A. Unlimited protection against generic competitors permanently
B. A temporary monopoly that allows it to charge premium prices and recover R&D costs
C. Protection for its brand name and logo
D. The right to prevent any competitor from entering the pharmaceutical industry
Correct: B. A patent grants a 20-year monopoly on the invention — allowing the firm to charge premium prices and recover the typically huge R&D costs (often £1bn+ for a new drug). After the patent expires, generic manufacturers can produce the drug, massively reducing prices. A is wrong — protection is time-limited. C describes a trademark. D is far too broad — patents only cover the specific compound, not the whole industry.

Practice Question 2

Spotify moved from a music download model (existing technology) to a streaming subscription model, transforming how music was consumed and displacing iTunes. According to the innovation matrix, this BEST describes:

A. Radical innovation
B. Incremental innovation
C. Disruptive innovation
D. Architectural innovation
Correct: C — Disruptive innovation. Spotify didn't invent streaming (the technology existed) but applied it in a new business model (subscription, not per-download) that disrupted the existing market. This is classic Christensen disruption — using existing or slightly improved technology to serve the market in a fundamentally different way that incumbents struggle to copy without cannibalising their existing business.

Practice Question 3

Which of the following BEST defines the difference between invention and innovation?

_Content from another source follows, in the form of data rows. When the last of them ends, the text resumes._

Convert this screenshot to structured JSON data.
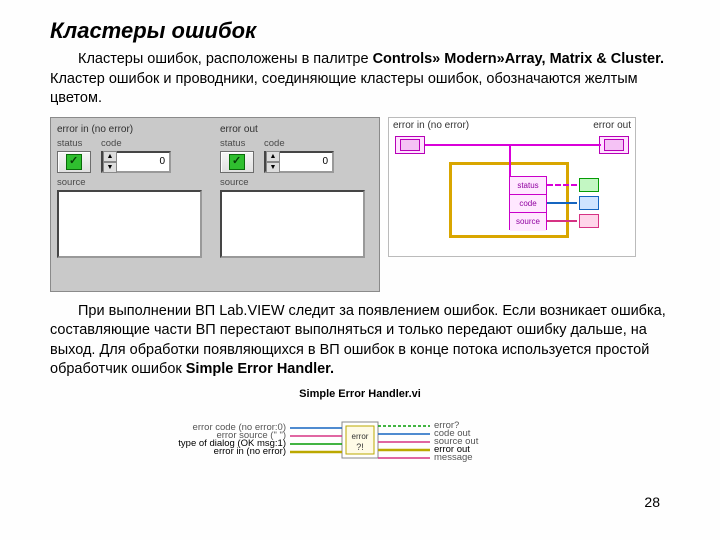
{
  "title": "Кластеры ошибок",
  "para1_a": "Кластеры ошибок, расположены в палитре  ",
  "para1_b": "Controls» Modern»Array, Matrix & Cluster.",
  "para1_c": " Кластер ошибок и проводники, соединяющие кластеры ошибок, обозначаются желтым цветом.",
  "para2_a": "При выполнении ВП Lab.VIEW следит за появлением ошибок. Если возникает ошибка, составляющие части ВП перестают выполняться и только передают ошибку дальше, на выход. Для обработки появляющихся в ВП ошибок в конце потока используется простой обработчик ошибок ",
  "para2_b": "Simple Error Handler.",
  "fp": {
    "grp1_title": "error in (no error)",
    "grp2_title": "error out",
    "status_label": "status",
    "code_label": "code",
    "source_label": "source",
    "code1": "0",
    "code2": "0",
    "up": "▲",
    "down": "▼"
  },
  "bd": {
    "in_label": "error in (no error)",
    "out_label": "error out",
    "status": "status",
    "code": "code",
    "source": "source"
  },
  "bottom": {
    "title": "Simple Error Handler.vi",
    "l1": "error code (no error:0)",
    "l2": "error source (\" \")",
    "l3": "type of dialog (OK msg:1)",
    "l4": "error in (no error)",
    "r1": "error?",
    "r2": "code out",
    "r3": "source out",
    "r4": "error out",
    "r5": "message",
    "icon": "error?!"
  },
  "page": "28"
}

A. Invention requires a patent; innovation does not
B. Invention is the creation of a new idea; innovation is the successful commercialisation of that idea
C. Innovation is only possible through large R&D departments
D. Invention is more valuable to a business than innovation
Correct: B. This is the core distinction for AQA. Invention = creating something new (a lab discovery, a prototype). Innovation = taking that invention to market and generating commercial value from it. Many inventions never become innovations because of poor execution, lack of funding, bad timing, or market misfit. The exam often uses this distinction to discuss why R&D spend doesn't automatically translate into business performance.

Practice Question 4

A business asks its customers to submit product ideas online, then uses the best submissions to develop new products (LEGO Ideas model). This is an example of:

A. Closed innovation
B. Kaizen
C. Open innovation
D. Radical innovation
Correct: C — Open innovation. Open innovation (Chesbrough, 2003) deliberately brings in external ideas — from customers, suppliers, universities, or the public. LEGO Ideas is a textbook example: customers design sets, vote on favourites, and the winners become official LEGO products. The designer receives a royalty. This leverages external creativity while reducing R&D costs and increasing idea diversity.